A gear 247 is formed on the outer periphery of the vehicle 6, the gear meshes with the drive gear 501, and a rotating part 502 connected to the drive gear rotates to supply governor pressure according to the vehicle speed to the hydraulic control device 10. . Table 1 shows the operation of the clutch, brake, and one-way clutch of this gear transmission 2, and the gear speeds and reduction ratios achieved.

[Table] In Table 1, 〇 marks are engaged, × marks are released, △
The mark indicates the state of engagement when engine braking is required. FIG. 3 shows an embodiment in which the transmission case of the automatic transmission of the present invention is installed in a rear-wheel drive front engine/rear drive type (FR type) automobile. Components with the same functions as those in the figure are given the same reference numerals. In this embodiment, the input shaft 7 and output shaft 9 of the gear transmission are
The components between and are exactly the same as those in the embodiment shown in FIG.

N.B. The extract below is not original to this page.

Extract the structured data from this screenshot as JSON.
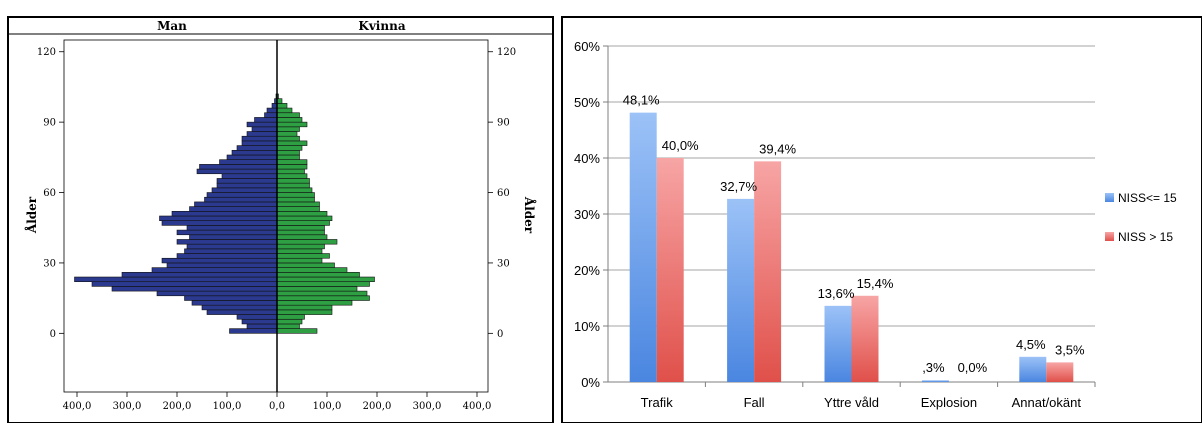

[Brief explanation of drawings]

FIG. 1 is a sectional view of an automatic transmission for an FF type automobile, FIG. 2 is an end view taken along line AB, and FIG. 3 is a sectional view of the automatic transmission for an FR type automobile. 1...torque converter, 2...gear transmission,
3... Differential device, 5... Torque converter case, 6... Transmission case, 7... Output shaft of torque converter (input shaft of gear transmission),
9... Output shaft of gear transmission, 63... Intermediate support wall.

Claims (1)

[Claims] 1. In a transmission case of an automatic transmission that accommodates a gear transmission that changes and transmits torque transmitted from a torque converter and is connected to a torque converter case, a cylindrical portion having openings at both ends; A flange surface extending radially outward from the opening, a pilot part having approximately the same diameter extending axially from the flange surface, and integrally extending radially inward from the cylindrical part near the axial center of the cylindrical part. 1. A transmission case for an automatic transmission, characterized in that the transmission case has an extending intermediate support wall, and an oil pump mounting portion is formed in one of the pilot parts.